©1999 AGI

 

 

Upper Caddo net reservoir sandstone thickness as defined by well log control. This map is a computer-contoured product generated from 40 (approximately) control wells. Note the series of bullseyes centered on the BYTS 14, 8, 9, and DUNCN 3 wells, suggesting that an elongate valley-fill sandstone extends southwestward from the main valley-fill complex in the northern part of the 3-D survey.

 

 

This is a map of a seismic amplitude attribute calculated within the Upper Caddo sequence. The parameter that is displayed is the average of the negative reflection amplitudes occurring in a 30-ms window immediately below the Caddo sequence boundary (MFS 90). The amplitude values coinciding with the low-amplitude, yellow and red portions of the color bar define a southwest-northeast trend that is remarkably similar to the valley-fill trend shown by the contours in the figure above. Wells east of the dotted line were not used in the seismic attribute calibration; consequently the range of the attribute that is sensitive to the presence of reservoir facies (the low-amplitude yellows and reds) produces a north-south trend that is erroneous. This latter trend maps a distribution of unproductive thin limestones that create a low-amplitude destructive interference, not a reservoir sandstone facies trend. The color code used for the well symbols defines the type of rock facies that dominates the Upper Caddo sequence seismic response.

 

 

Here the computer-contoured net-sandstone thickness map is superimposed onto of the seismic amplitude map.

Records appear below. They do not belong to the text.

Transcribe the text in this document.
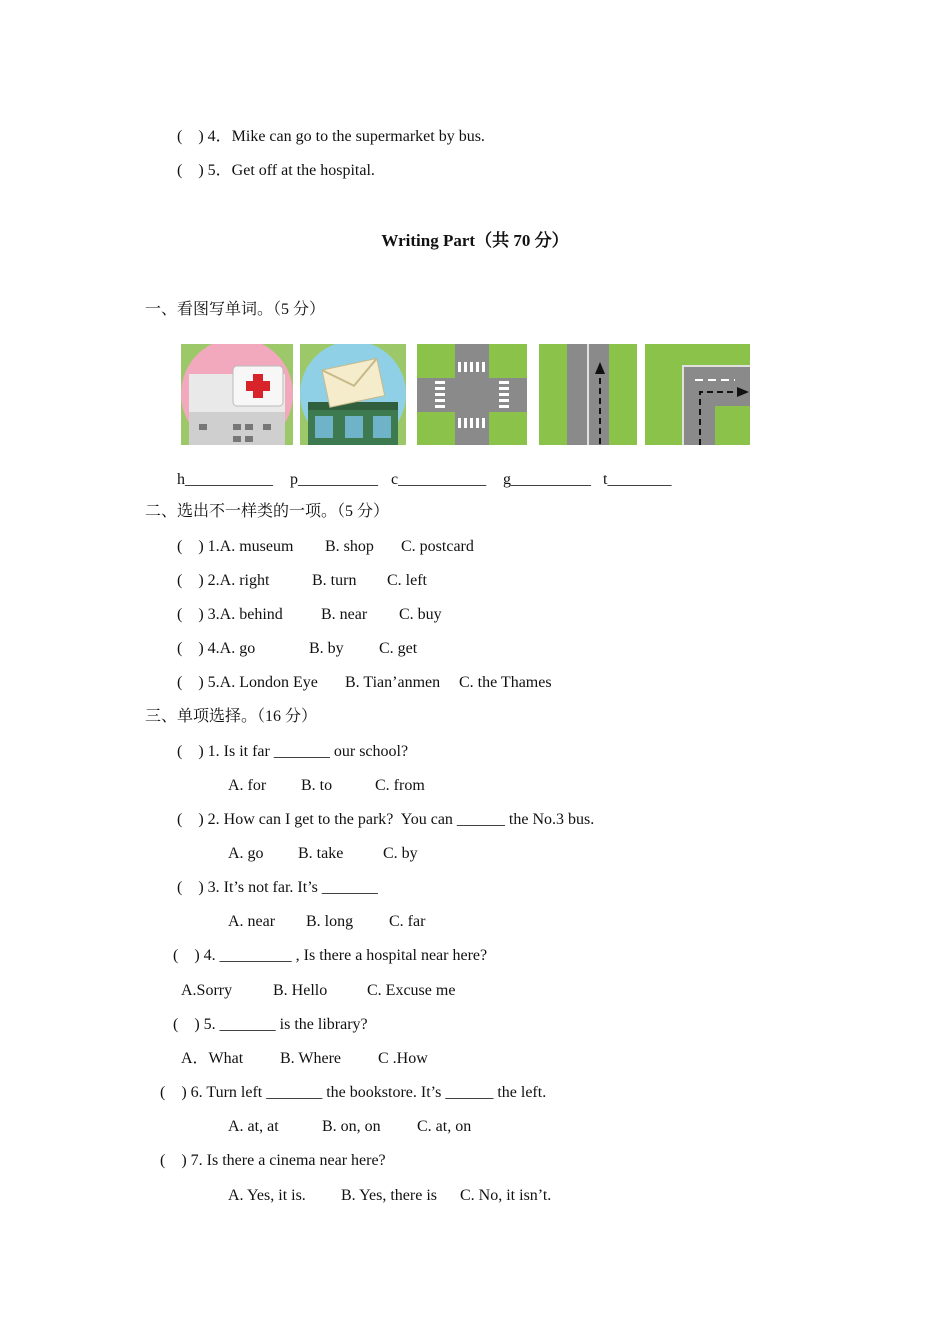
(    ) 4．Mike can go to the supermarket by bus.
(    ) 5．Get off at the hospital.
Writing Part（共 70 分）
一、看图写单词。（5 分）
h___________ p__________ c___________ g__________ t________
二、选出不一样类的一项。（5 分）
(    ) 1.A. museum B. shop C. postcard
(    ) 2.A. right	B. turn C. left
(    ) 3.A. behind B. near C. buy
(    ) 4.A. go	B. by C. get
(    ) 5.A. London Eye B. Tian’anmen C. the Thames
三、单项选择。（16 分）
(    ) 1. Is it far _______ our school?
A. for B. to	C. from
(    ) 2. How can I get to the park?  You can ______ the No.3 bus.
A. go B. take C. by
(    ) 3. It’s not far. It’s _______
A. near B. long C. far
(    ) 4. _________ , Is there a hospital near here?
A.Sorry	B. Hello C. Excuse me
(    ) 5. _______ is the library?
A．What B. Where C .How
(    ) 6. Turn left _______ the bookstore. It’s ______ the left.
A. at, at	B. on, on C. at, on
(    ) 7. Is there a cinema near here?
A. Yes, it is. B. Yes, there is C. No, it isn’t.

The valley-fill trend shown by the contours coincides with amplitude values denoted by the low-amplitude, yellow and red portions of the color bar, defining a southwest-northeast trend.

 

 

Seismic response along Line 2 defined in the second figure on this page. The Caddo surface shown in that same figure is the yellow horizon at the top of this figure. The amplitude dimming associated with the sandstone fill in the incised valley trend is circled in red.